Sunday, June 14, 2009

An Inconvenient Talk

From Canada's The Walrus an assessment of a talk being given by Dave Hughes regarding Peak Oil. Read it....and note this:

Two weeks after you ride along with Dave Hughes for Talk No. 155, though, the IEA releases the latest edition of its annual World Energy Outlook, which predicts a global oil production peak or plateau by 2030. In a video that appears online soon after, the Guardian’s George Monbiot requests a more precise figure from the IEA’s chief economist, Fatih Birol. The official estimate, he confesses, is 2020. Monbiot also inquires as to the motivation for the IEA’s sudden about-face, and Birol explains dryly that previous studies were “mainly an assumption.” That is, the 2008 version was the first in which the IEA actually examined hard data, wellhead by wellhead, from the world’s 800 largest oil fields. Monbiot asks, with understandable incredulity, how it was that such a survey hadn’t been conducted previously. Birol’s response: “In fact, nobody has done that research. And the research we have done this year is the first in the world, and this is the first publicly available data in that respect."
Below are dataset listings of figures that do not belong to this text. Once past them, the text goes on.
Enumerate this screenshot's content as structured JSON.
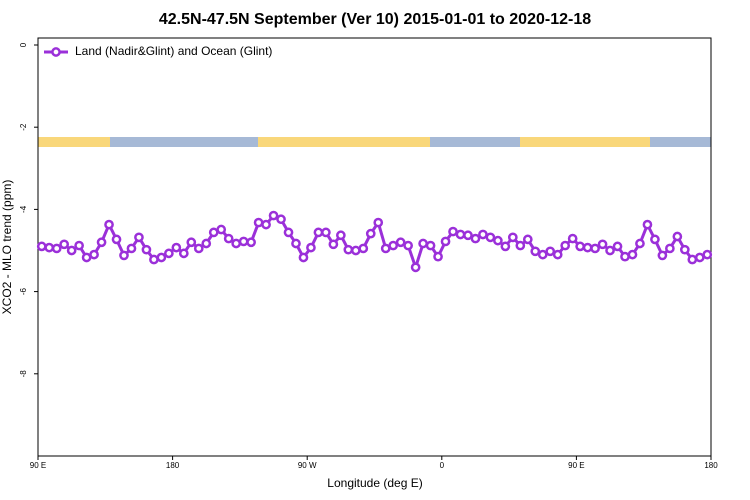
{
  "chart_data": {
    "type": "line",
    "title": "42.5N-47.5N September (Ver 10)   2015-01-01 to 2020-12-18",
    "x_label": "Longitude (deg E)",
    "y_label": "XCO2 - MLO trend (ppm)",
    "x": [
      92.5,
      97.5,
      102.5,
      107.5,
      112.5,
      117.5,
      122.5,
      127.5,
      132.5,
      137.5,
      142.5,
      147.5,
      152.5,
      157.5,
      162.5,
      167.5,
      172.5,
      177.5,
      182.5,
      187.5,
      192.5,
      197.5,
      202.5,
      207.5,
      212.5,
      217.5,
      222.5,
      227.5,
      232.5,
      237.5,
      242.5,
      247.5,
      252.5,
      257.5,
      262.5,
      267.5,
      272.5,
      277.5,
      282.5,
      287.5,
      292.5,
      297.5,
      302.5,
      307.5,
      312.5,
      317.5,
      322.5,
      327.5,
      332.5,
      337.5,
      342.5,
      347.5,
      352.5,
      357.5,
      362.5,
      367.5,
      372.5,
      377.5,
      382.5,
      387.5,
      392.5,
      397.5,
      402.5,
      407.5,
      412.5,
      417.5,
      422.5,
      427.5,
      432.5,
      437.5,
      442.5,
      447.5,
      452.5,
      457.5,
      462.5,
      467.5,
      472.5,
      477.5,
      482.5,
      487.5,
      492.5,
      497.5,
      502.5,
      507.5,
      512.5,
      517.5,
      522.5,
      527.5,
      532.5,
      537.5
    ],
    "series": [
      {
        "name": "Land (Nadir&Glint) and Ocean (Glint)",
        "color": "#9b30d9",
        "values": [
          -4.9,
          -4.93,
          -4.95,
          -4.85,
          -5.0,
          -4.88,
          -5.17,
          -5.1,
          -4.8,
          -4.37,
          -4.73,
          -5.12,
          -4.95,
          -4.68,
          -4.98,
          -5.22,
          -5.17,
          -5.07,
          -4.93,
          -5.07,
          -4.8,
          -4.95,
          -4.83,
          -4.56,
          -4.49,
          -4.71,
          -4.83,
          -4.78,
          -4.8,
          -4.32,
          -4.37,
          -4.15,
          -4.24,
          -4.56,
          -4.83,
          -5.17,
          -4.93,
          -4.56,
          -4.56,
          -4.85,
          -4.63,
          -4.98,
          -5.0,
          -4.95,
          -4.59,
          -4.32,
          -4.95,
          -4.88,
          -4.8,
          -4.88,
          -5.41,
          -4.83,
          -4.88,
          -5.15,
          -4.78,
          -4.54,
          -4.61,
          -4.63,
          -4.71,
          -4.61,
          -4.68,
          -4.76,
          -4.9,
          -4.68,
          -4.88,
          -4.73,
          -5.02,
          -5.1,
          -5.02,
          -5.1,
          -4.88,
          -4.71,
          -4.9,
          -4.93,
          -4.95,
          -4.85,
          -5.0,
          -4.9,
          -5.15,
          -5.1,
          -4.83,
          -4.37,
          -4.73,
          -5.12,
          -4.95,
          -4.66,
          -4.98,
          -5.22,
          -5.17,
          -5.1
        ]
      }
    ],
    "xlim": [
      90,
      540
    ],
    "xticks": [
      {
        "value": 90,
        "label": "90 E"
      },
      {
        "value": 180,
        "label": "180"
      },
      {
        "value": 270,
        "label": "90 W"
      },
      {
        "value": 360,
        "label": "0"
      },
      {
        "value": 450,
        "label": "90 E"
      },
      {
        "value": 540,
        "label": "180"
      }
    ],
    "ylim": [
      -10,
      0.17
    ],
    "yticks": [
      0,
      -2,
      -4,
      -6,
      -8
    ],
    "legend": "top-left"
  }
}
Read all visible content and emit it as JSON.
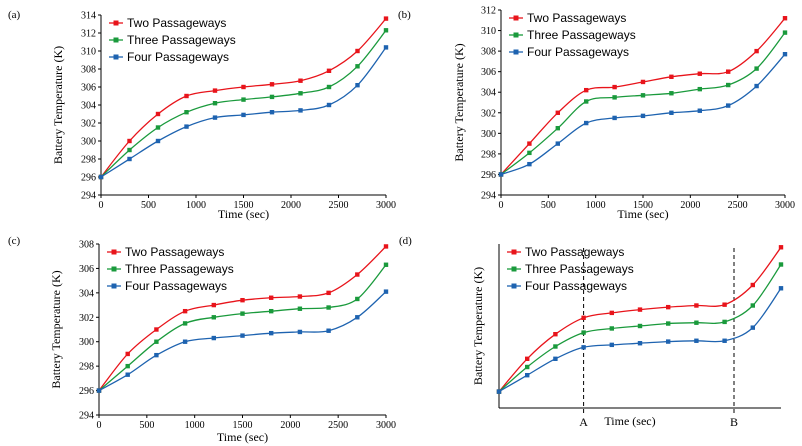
{
  "chart_data": [
    {
      "panel": "(a)",
      "type": "line",
      "xlabel": "Time (sec)",
      "ylabel": "Battery Temperature (K)",
      "xlim": [
        0,
        3000
      ],
      "ylim": [
        294,
        314
      ],
      "yticks": [
        294,
        296,
        298,
        300,
        302,
        304,
        306,
        308,
        310,
        312,
        314
      ],
      "xticks": [
        0,
        500,
        1000,
        1500,
        2000,
        2500,
        3000
      ],
      "x": [
        0,
        300,
        600,
        900,
        1200,
        1500,
        1800,
        2100,
        2400,
        2700,
        3000
      ],
      "series": [
        {
          "name": "Two Passageways",
          "color": "#e8141b",
          "values": [
            296,
            300.0,
            303.0,
            305.0,
            305.6,
            306.0,
            306.3,
            306.7,
            307.8,
            310.0,
            313.6
          ]
        },
        {
          "name": "Three Passageways",
          "color": "#1a9a3c",
          "values": [
            296,
            299.0,
            301.5,
            303.2,
            304.2,
            304.6,
            304.9,
            305.3,
            306.0,
            308.3,
            312.3
          ]
        },
        {
          "name": "Four Passageways",
          "color": "#1e63b0",
          "values": [
            296,
            298.0,
            300.0,
            301.6,
            302.6,
            302.9,
            303.2,
            303.4,
            304.0,
            306.2,
            310.4
          ]
        }
      ]
    },
    {
      "panel": "(b)",
      "type": "line",
      "xlabel": "Time (sec)",
      "ylabel": "Battery Temperature (K)",
      "xlim": [
        0,
        3000
      ],
      "ylim": [
        294,
        312
      ],
      "yticks": [
        294,
        296,
        298,
        300,
        302,
        304,
        306,
        308,
        310,
        312
      ],
      "xticks": [
        0,
        500,
        1000,
        1500,
        2000,
        2500,
        3000
      ],
      "x": [
        0,
        300,
        600,
        900,
        1200,
        1500,
        1800,
        2100,
        2400,
        2700,
        3000
      ],
      "series": [
        {
          "name": "Two Passageways",
          "color": "#e8141b",
          "values": [
            296,
            299.0,
            302.0,
            304.2,
            304.5,
            305.0,
            305.5,
            305.8,
            306.0,
            308.0,
            311.2
          ]
        },
        {
          "name": "Three Passageways",
          "color": "#1a9a3c",
          "values": [
            296,
            298.1,
            300.5,
            303.1,
            303.5,
            303.7,
            303.9,
            304.3,
            304.7,
            306.3,
            309.8
          ]
        },
        {
          "name": "Four Passageways",
          "color": "#1e63b0",
          "values": [
            296,
            297.0,
            299.0,
            301.0,
            301.5,
            301.7,
            302.0,
            302.2,
            302.7,
            304.6,
            307.7
          ]
        }
      ]
    },
    {
      "panel": "(c)",
      "type": "line",
      "xlabel": "Time (sec)",
      "ylabel": "Battery Temperature (K)",
      "xlim": [
        0,
        3000
      ],
      "ylim": [
        294,
        308
      ],
      "yticks": [
        294,
        296,
        298,
        300,
        302,
        304,
        306,
        308
      ],
      "xticks": [
        0,
        500,
        1000,
        1500,
        2000,
        2500,
        3000
      ],
      "x": [
        0,
        300,
        600,
        900,
        1200,
        1500,
        1800,
        2100,
        2400,
        2700,
        3000
      ],
      "series": [
        {
          "name": "Two Passageways",
          "color": "#e8141b",
          "values": [
            296,
            299.0,
            301.0,
            302.5,
            303.0,
            303.4,
            303.6,
            303.7,
            304.0,
            305.5,
            307.8
          ]
        },
        {
          "name": "Three Passageways",
          "color": "#1a9a3c",
          "values": [
            296,
            298.0,
            300.0,
            301.5,
            302.0,
            302.3,
            302.5,
            302.7,
            302.8,
            303.5,
            306.3
          ]
        },
        {
          "name": "Four Passageways",
          "color": "#1e63b0",
          "values": [
            296,
            297.3,
            298.9,
            300.0,
            300.3,
            300.5,
            300.7,
            300.8,
            300.9,
            302.0,
            304.1
          ]
        }
      ]
    },
    {
      "panel": "(d)",
      "type": "line",
      "xlabel": "Time (sec)",
      "ylabel": "Battery Temperature (K)",
      "xlim": [
        0,
        3000
      ],
      "ylim": [
        294,
        314
      ],
      "markers_vertical": [
        {
          "label": "A",
          "x": 900
        },
        {
          "label": "B",
          "x": 2500
        }
      ],
      "x": [
        0,
        300,
        600,
        900,
        1200,
        1500,
        1800,
        2100,
        2400,
        2700,
        3000
      ],
      "series": [
        {
          "name": "Two Passageways",
          "color": "#e8141b",
          "values": [
            296,
            300.0,
            303.0,
            305.0,
            305.6,
            306.0,
            306.3,
            306.5,
            306.6,
            309.0,
            313.6
          ]
        },
        {
          "name": "Three Passageways",
          "color": "#1a9a3c",
          "values": [
            296,
            299.0,
            301.5,
            303.2,
            303.7,
            304.0,
            304.3,
            304.4,
            304.5,
            306.5,
            311.5
          ]
        },
        {
          "name": "Four Passageways",
          "color": "#1e63b0",
          "values": [
            296,
            298.0,
            300.0,
            301.4,
            301.7,
            301.9,
            302.1,
            302.2,
            302.2,
            303.8,
            308.6
          ]
        }
      ]
    }
  ]
}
An estimate of a peak oil date of 2020, that is only 11 years, barely a decade, from now.

Referring to a conversation with an exploration manager from Alberta:

What stays with you, though, is something he said earlier on. “People take it for granted,” he told you, “that they can go to the gas station and fill it up. I don’t think in two or three years that’s something you’ll be able to take for granted. I really don't."

We are truly between a rock and a hard place.

1 comment:

The North Coast said...

David Hughes might be too optimistic. Kenneth Deffeyes and Colin Campbell both state that we are at peak, Deffeyes claiming that the peak occurred on 2005 and we are now on the "bumpy plateau", the period in which production plateaus for an indefinite period, characterized by extreme volatility in prices, which spike sharply at even minor disruptions, and dip sharply due to "demand destruction" that occurs when high prices skewer the economy and cause drops in demand.

I'm inclined to believe that we've hit the bumpy plateau, and we can only hope it can be prolonged for a decade or so by ramping up the construction of nuclear power plants and practicing such efficiencies and personal conservation as we can. Our policy makers have their head stuck deep in the sand, so we have to find our own way out here. An administration dedicated to reviving the dead carcasses of the housing and auto industries as a solution to our current economic problems will be of no assistance to us in making the transition to lower energy use and the adjustments in our lifestyles and creation of new technologies that will make it possible for us to continue to live a few notches above poverty.